Muito embora não estejam ainda determinados os valores exactos destes terrenos, nem mesmo esclarecida a questão da sua titularidade, o que se sabe com segurança é que estão em causa verbas na ordem das centenas de milhões de contos. «É o negócio do século», como já lhe chamam.
«Como é que se vai transferir um tão valioso património para uma empresa a privatizar com um tão alto grau de indefinição ?», inquiriu, perplexo, Lino de Carvalho, que admitiu não compreeder igualmente «como é que se atribui desde já à empresa a privatizar a concessão do serviço público aeroportuário sem estarem sequer previamente definidas as condições da concessão nem haver, consequentemente, sido celebrado o respectivo contrato».
Críticas neste processo de cisão e privatização da ANA - e este foi o terceiro fundamento aduzido por Lino de Carvalho em apoio da posição assumida pela bancada do PCP - são ainda dirigidas para os aspectos respeitantes à garantia de manutenção dos direitos dos trabalhadores e quanto à distribuição das responsabilidades e encargos no que se refere à cobertura dos Fundos de Pensões.

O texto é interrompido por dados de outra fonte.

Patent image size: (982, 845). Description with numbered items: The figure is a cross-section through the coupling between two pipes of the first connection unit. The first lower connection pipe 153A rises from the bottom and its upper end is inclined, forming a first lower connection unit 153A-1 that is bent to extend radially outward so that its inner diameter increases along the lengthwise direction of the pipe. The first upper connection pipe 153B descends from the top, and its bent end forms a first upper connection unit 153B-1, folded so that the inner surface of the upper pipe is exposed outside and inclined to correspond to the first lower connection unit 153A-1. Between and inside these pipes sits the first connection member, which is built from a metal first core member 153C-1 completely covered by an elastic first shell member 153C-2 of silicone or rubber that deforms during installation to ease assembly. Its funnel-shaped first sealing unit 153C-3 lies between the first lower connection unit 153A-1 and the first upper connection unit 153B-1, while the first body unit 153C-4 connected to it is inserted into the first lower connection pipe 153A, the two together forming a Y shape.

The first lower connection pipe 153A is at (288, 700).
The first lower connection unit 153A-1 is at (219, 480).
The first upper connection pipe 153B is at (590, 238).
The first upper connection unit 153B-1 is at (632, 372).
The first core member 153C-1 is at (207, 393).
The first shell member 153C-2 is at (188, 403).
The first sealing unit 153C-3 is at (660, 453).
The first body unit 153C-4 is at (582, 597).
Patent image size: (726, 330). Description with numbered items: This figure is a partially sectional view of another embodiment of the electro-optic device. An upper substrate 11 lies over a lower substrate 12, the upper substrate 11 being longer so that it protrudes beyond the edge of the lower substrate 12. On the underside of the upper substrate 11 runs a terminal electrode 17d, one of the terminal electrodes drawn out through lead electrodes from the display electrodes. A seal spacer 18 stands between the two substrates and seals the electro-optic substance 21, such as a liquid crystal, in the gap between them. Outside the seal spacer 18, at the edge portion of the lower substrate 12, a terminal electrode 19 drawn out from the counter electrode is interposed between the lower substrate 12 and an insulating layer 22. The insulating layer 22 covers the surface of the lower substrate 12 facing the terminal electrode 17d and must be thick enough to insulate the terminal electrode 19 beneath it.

É no mínimo insólito que o Governo para resolver o enorme «buraco» de 12,566 milhões de contos dos Fundos de Pensões da ANA, observou Lino de Carvalho, tenha decidido imputar à empresa que cria para ser privatizada um encargo de 9,363 milhões de contos que não lhe pertencem e que dizem respeito aos fundos de pensões de trabalhadores (controladores de tráfego aéreo) que ficam na outra empresa.